Well, for me Ozo rice the ultimate Greek comfort food. Generally, it’s one of the kinds of pasta I love a lot and ever since I quit meat I rarely have it, as it usually accompanies broiled chicken or beef. That was until I discovered this incredible dish in one of my favourite taverns, the Black Sheep. Those who live in Melissia or Pagrati will know Black Sheep for its original flavours and its very affordable prices. They have this amazing orzo rice dish of vegetables that impresses everyone, and I’ve longed to try it at home. I always order 2 dishes every time I go, a main dish for me, and one for the people who join me, who always end up liking it and to stop them from eating mine, I order one for all to share. As you can figure from the name, orzo is cooked as a risotto, gradually boiled in vegetable broth and white wine accompanied by seasoned vegetables (I prefer pumpkin, carrot, zucchini, and red peppers) that are shredded in the multi or finely grated. If you have a homemade vegetable broth, the taste will be elevated. It’s a really delicious dish, and the original recipe has plenty of butter that I have omitted.

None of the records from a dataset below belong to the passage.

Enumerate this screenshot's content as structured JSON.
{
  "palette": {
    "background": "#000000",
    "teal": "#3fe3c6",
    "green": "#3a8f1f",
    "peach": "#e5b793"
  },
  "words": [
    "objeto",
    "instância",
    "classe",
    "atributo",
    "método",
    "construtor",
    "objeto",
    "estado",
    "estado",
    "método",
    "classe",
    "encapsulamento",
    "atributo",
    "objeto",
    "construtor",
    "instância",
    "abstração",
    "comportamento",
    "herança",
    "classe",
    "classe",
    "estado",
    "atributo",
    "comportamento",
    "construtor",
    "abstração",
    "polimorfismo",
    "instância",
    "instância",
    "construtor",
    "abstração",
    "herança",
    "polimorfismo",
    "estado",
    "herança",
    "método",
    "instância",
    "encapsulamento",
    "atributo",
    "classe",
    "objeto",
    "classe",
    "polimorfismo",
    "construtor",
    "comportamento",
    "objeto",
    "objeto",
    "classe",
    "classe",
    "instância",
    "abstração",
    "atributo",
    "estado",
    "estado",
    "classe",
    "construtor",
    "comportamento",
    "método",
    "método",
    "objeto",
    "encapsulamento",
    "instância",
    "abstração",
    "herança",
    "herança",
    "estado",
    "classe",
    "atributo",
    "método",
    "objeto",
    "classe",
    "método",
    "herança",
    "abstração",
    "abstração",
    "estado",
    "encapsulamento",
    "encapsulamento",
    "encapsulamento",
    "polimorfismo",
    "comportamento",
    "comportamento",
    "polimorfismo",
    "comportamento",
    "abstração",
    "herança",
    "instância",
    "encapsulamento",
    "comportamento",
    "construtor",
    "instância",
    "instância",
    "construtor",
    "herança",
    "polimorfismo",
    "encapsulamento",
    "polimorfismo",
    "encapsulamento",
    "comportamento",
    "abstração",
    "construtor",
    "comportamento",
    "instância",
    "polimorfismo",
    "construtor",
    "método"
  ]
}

Ingredients (for 3 people)
-1 cup of barley
– 1 small pumpkin, finely chopped
– 1 Florina pepper, finely chopped
– 2 small courgettes, finely chopped
-1 large carrot, finely chopped
– 1 dried onion, finely chopped
– 1 litre of vegetable broth.
-1 glass of white wine
1 spoon of dry mint
-salt and pepper.
Shred the vegetables in the multi or grate them and cook on low heat in a deep-frying pan (which will also be used to make the risotto) for about 10 minutes until they wither.
Add the barley to the pan and pour some wine and a spoonful of the broth. Once the broth is absorbed, gradually add the remaining broth with a spoon, and the wine, until the barley is boiled and softened. The main thing to be cautious of is when the water is absorbed so you stir and gradually add more water without having the risotto stick. If necessary, add more water until the barley is completely softened but not soiled. Toward the end of the boil, add salt and pepper. Boiling takes about 25-30 minutes.